I honestly think you have a grossly oversimplified set of figures on your mind.  You have accounted for one operating expense, in the form of a lease...what about seed, fertilizers and chemicals (many of the crops you have listed are very susceptible ot diseases and pests), and most of all LABOR??? Planting, weeding, and harvesting. 


I don't know what production figures you are accessing, but it seems likely that you have used commodity corn, rather than sweet corn, for example.  Not the same thing at all. 


Most fresh crops for sales require chilling, perhaps icing.  Lots of energy costs, plus facilites and more LABOR. 


Transportation?  Refrigerated truck or trailer factored in? LABOR to drive routes, load and unload, inventory, bill and collect payments, etc.  Do you have this expertise?  If not, more pricey professional LABOR, not to mention insurance, licenses, and product liability insurance. 


Most farmers' markets of any consequence require at least a million, some two million in such coverage, naming the market as an additional insured.  Fuel operating expense?  Workers' comp insurance, housing and other costs related to maintaining a labor force?


What water source and irrigation costs? Equipment accounted for in your $70 K? Wells sufficient to supply, or will you have to buy water?  
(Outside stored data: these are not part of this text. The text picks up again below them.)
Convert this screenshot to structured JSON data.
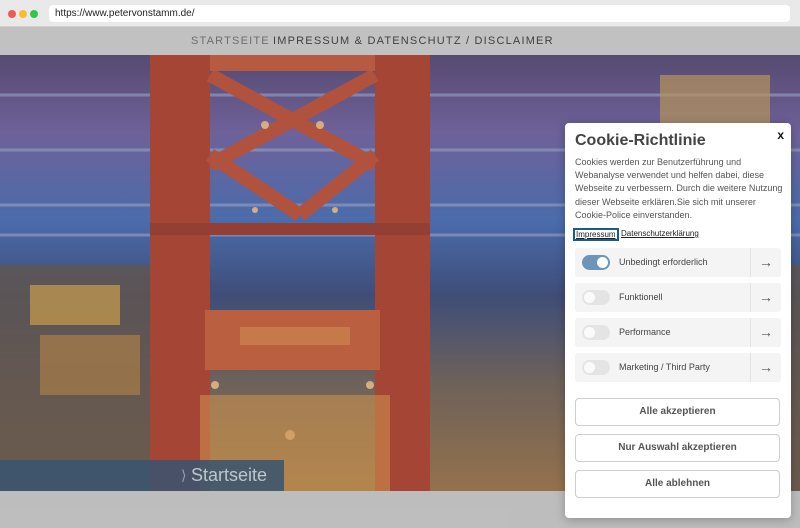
{
  "browser": {
    "url": "https://www.petervonstamm.de/"
  },
  "nav": {
    "home": "STARTSEITE",
    "impressum": "IMPRESSUM & DATENSCHUTZ / DISCLAIMER"
  },
  "hero": {
    "banner_chevron": "⟩",
    "banner_text": "Startseite"
  },
  "cookie": {
    "close": "x",
    "title": "Cookie-Richtlinie",
    "text": "Cookies werden zur Benutzerführung und Webanalyse verwendet und helfen dabei, diese Webseite zu verbessern. Durch die weitere Nutzung dieser Webseite erklären.Sie sich mit unserer Cookie-Police einverstanden.",
    "links": {
      "impressum": "Impressum",
      "datenschutz": "Datenschutzerklärung"
    },
    "categories": [
      {
        "label": "Unbedingt erforderlich",
        "enabled": true
      },
      {
        "label": "Funktionell",
        "enabled": false
      },
      {
        "label": "Performance",
        "enabled": false
      },
      {
        "label": "Marketing / Third Party",
        "enabled": false
      }
    ],
    "arrow": "→",
    "buttons": {
      "accept_all": "Alle akzeptieren",
      "accept_selection": "Nur Auswahl akzeptieren",
      "reject_all": "Alle ablehnen"
    }
  }
}
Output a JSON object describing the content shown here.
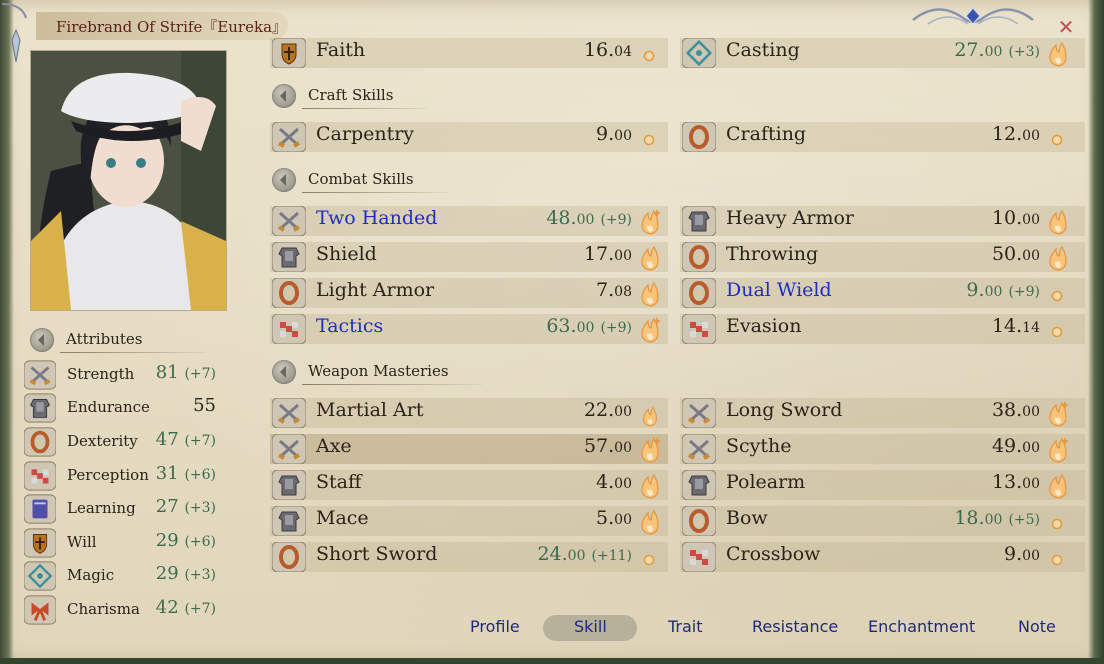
{
  "window": {
    "title": "Firebrand Of Strife『Eureka』",
    "close_glyph": "✕"
  },
  "attributes": {
    "header": "Attributes",
    "items": [
      {
        "label": "Strength",
        "value": "81",
        "bonus": "(+7)",
        "icon": "crossed-swords-icon",
        "icon_color": "#c58a3a"
      },
      {
        "label": "Endurance",
        "value": "55",
        "bonus": "",
        "icon": "armor-icon",
        "icon_color": "#8a8a8a"
      },
      {
        "label": "Dexterity",
        "value": "47",
        "bonus": "(+7)",
        "icon": "ring-icon",
        "icon_color": "#b85c2a"
      },
      {
        "label": "Perception",
        "value": "31",
        "bonus": "(+6)",
        "icon": "dots-icon",
        "icon_color": "#d04848"
      },
      {
        "label": "Learning",
        "value": "27",
        "bonus": "(+3)",
        "icon": "book-icon",
        "icon_color": "#5050a8"
      },
      {
        "label": "Will",
        "value": "29",
        "bonus": "(+6)",
        "icon": "shield-icon",
        "icon_color": "#b8741e"
      },
      {
        "label": "Magic",
        "value": "29",
        "bonus": "(+3)",
        "icon": "rune-icon",
        "icon_color": "#3f8f9a"
      },
      {
        "label": "Charisma",
        "value": "42",
        "bonus": "(+7)",
        "icon": "ribbon-icon",
        "icon_color": "#c84a2a"
      }
    ]
  },
  "top_skills": [
    {
      "name": "Faith",
      "value": "16.",
      "dec": "04",
      "bonus": "",
      "green": false,
      "blue": false,
      "potential": "small",
      "icon": "shield-icon",
      "icon_color": "#b8741e"
    },
    {
      "name": "Casting",
      "value": "27.",
      "dec": "00",
      "bonus": "(+3)",
      "green": true,
      "blue": false,
      "potential": "flame",
      "icon": "rune-icon",
      "icon_color": "#3f8f9a"
    }
  ],
  "craft_skills": {
    "header": "Craft Skills",
    "items": [
      {
        "name": "Carpentry",
        "value": "9.",
        "dec": "00",
        "bonus": "",
        "green": false,
        "blue": false,
        "potential": "small",
        "icon": "crossed-swords-icon",
        "icon_color": "#c58a3a"
      },
      {
        "name": "Crafting",
        "value": "12.",
        "dec": "00",
        "bonus": "",
        "green": false,
        "blue": false,
        "potential": "small",
        "icon": "ring-icon",
        "icon_color": "#b85c2a"
      }
    ]
  },
  "combat_skills": {
    "header": "Combat Skills",
    "items": [
      {
        "name": "Two Handed",
        "value": "48.",
        "dec": "00",
        "bonus": "(+9)",
        "green": true,
        "blue": true,
        "potential": "flame-plus",
        "icon": "crossed-swords-icon",
        "icon_color": "#c58a3a"
      },
      {
        "name": "Heavy Armor",
        "value": "10.",
        "dec": "00",
        "bonus": "",
        "green": false,
        "blue": false,
        "potential": "flame",
        "icon": "armor-icon",
        "icon_color": "#8a8a8a"
      },
      {
        "name": "Shield",
        "value": "17.",
        "dec": "00",
        "bonus": "",
        "green": false,
        "blue": false,
        "potential": "flame",
        "icon": "armor-icon",
        "icon_color": "#8a8a8a"
      },
      {
        "name": "Throwing",
        "value": "50.",
        "dec": "00",
        "bonus": "",
        "green": false,
        "blue": false,
        "potential": "flame",
        "icon": "ring-icon",
        "icon_color": "#b85c2a"
      },
      {
        "name": "Light Armor",
        "value": "7.",
        "dec": "08",
        "bonus": "",
        "green": false,
        "blue": false,
        "potential": "flame",
        "icon": "ring-icon",
        "icon_color": "#b85c2a"
      },
      {
        "name": "Dual Wield",
        "value": "9.",
        "dec": "00",
        "bonus": "(+9)",
        "green": true,
        "blue": true,
        "potential": "small",
        "icon": "ring-icon",
        "icon_color": "#b85c2a"
      },
      {
        "name": "Tactics",
        "value": "63.",
        "dec": "00",
        "bonus": "(+9)",
        "green": true,
        "blue": true,
        "potential": "flame-plus",
        "icon": "dots-icon",
        "icon_color": "#d04848"
      },
      {
        "name": "Evasion",
        "value": "14.",
        "dec": "14",
        "bonus": "",
        "green": false,
        "blue": false,
        "potential": "small",
        "icon": "dots-icon",
        "icon_color": "#d04848"
      }
    ]
  },
  "weapon_masteries": {
    "header": "Weapon Masteries",
    "items": [
      {
        "name": "Martial Art",
        "value": "22.",
        "dec": "00",
        "bonus": "",
        "green": false,
        "blue": false,
        "potential": "flame-small",
        "icon": "crossed-swords-icon",
        "icon_color": "#c58a3a"
      },
      {
        "name": "Long Sword",
        "value": "38.",
        "dec": "00",
        "bonus": "",
        "green": false,
        "blue": false,
        "potential": "flame-plus",
        "icon": "crossed-swords-icon",
        "icon_color": "#c58a3a"
      },
      {
        "name": "Axe",
        "value": "57.",
        "dec": "00",
        "bonus": "",
        "green": false,
        "blue": false,
        "potential": "flame-plus",
        "icon": "crossed-swords-icon",
        "icon_color": "#c58a3a"
      },
      {
        "name": "Scythe",
        "value": "49.",
        "dec": "00",
        "bonus": "",
        "green": false,
        "blue": false,
        "potential": "flame-plus",
        "icon": "crossed-swords-icon",
        "icon_color": "#c58a3a"
      },
      {
        "name": "Staff",
        "value": "4.",
        "dec": "00",
        "bonus": "",
        "green": false,
        "blue": false,
        "potential": "flame",
        "icon": "armor-icon",
        "icon_color": "#8a8a8a"
      },
      {
        "name": "Polearm",
        "value": "13.",
        "dec": "00",
        "bonus": "",
        "green": false,
        "blue": false,
        "potential": "flame",
        "icon": "armor-icon",
        "icon_color": "#8a8a8a"
      },
      {
        "name": "Mace",
        "value": "5.",
        "dec": "00",
        "bonus": "",
        "green": false,
        "blue": false,
        "potential": "flame",
        "icon": "armor-icon",
        "icon_color": "#8a8a8a"
      },
      {
        "name": "Bow",
        "value": "18.",
        "dec": "00",
        "bonus": "(+5)",
        "green": true,
        "blue": false,
        "potential": "small",
        "icon": "ring-icon",
        "icon_color": "#b85c2a"
      },
      {
        "name": "Short Sword",
        "value": "24.",
        "dec": "00",
        "bonus": "(+11)",
        "green": true,
        "blue": false,
        "potential": "small",
        "icon": "ring-icon",
        "icon_color": "#b85c2a"
      },
      {
        "name": "Crossbow",
        "value": "9.",
        "dec": "00",
        "bonus": "",
        "green": false,
        "blue": false,
        "potential": "small",
        "icon": "dots-icon",
        "icon_color": "#d04848"
      }
    ]
  },
  "tabs": [
    {
      "label": "Profile",
      "active": false
    },
    {
      "label": "Skill",
      "active": true
    },
    {
      "label": "Trait",
      "active": false
    },
    {
      "label": "Resistance",
      "active": false
    },
    {
      "label": "Enchantment",
      "active": false
    },
    {
      "label": "Note",
      "active": false
    }
  ],
  "colors": {
    "name_blue": "#1d2ec0",
    "value_green": "#3d6b4f",
    "title_red": "#5a1f16",
    "tab_blue": "#1e2a7a"
  }
}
Established truck farms are struggling to find workers, under new immigration realities.  I've seen stories of whole crops laid out to waste, with no one to pick them.  WHO are you going to hire?


I can go on, but maybe you get the picture.  I think that even if your gross annual income figure is on target, you will find a narrow margin when you account for all the rest of the expenses such a farm entails. 


You are asking about "net sales"...don't you mean "gross sales" and net profit? 


You need to do a full fledged business plan.  What you have in print now is a very narrow slice of a very big pie.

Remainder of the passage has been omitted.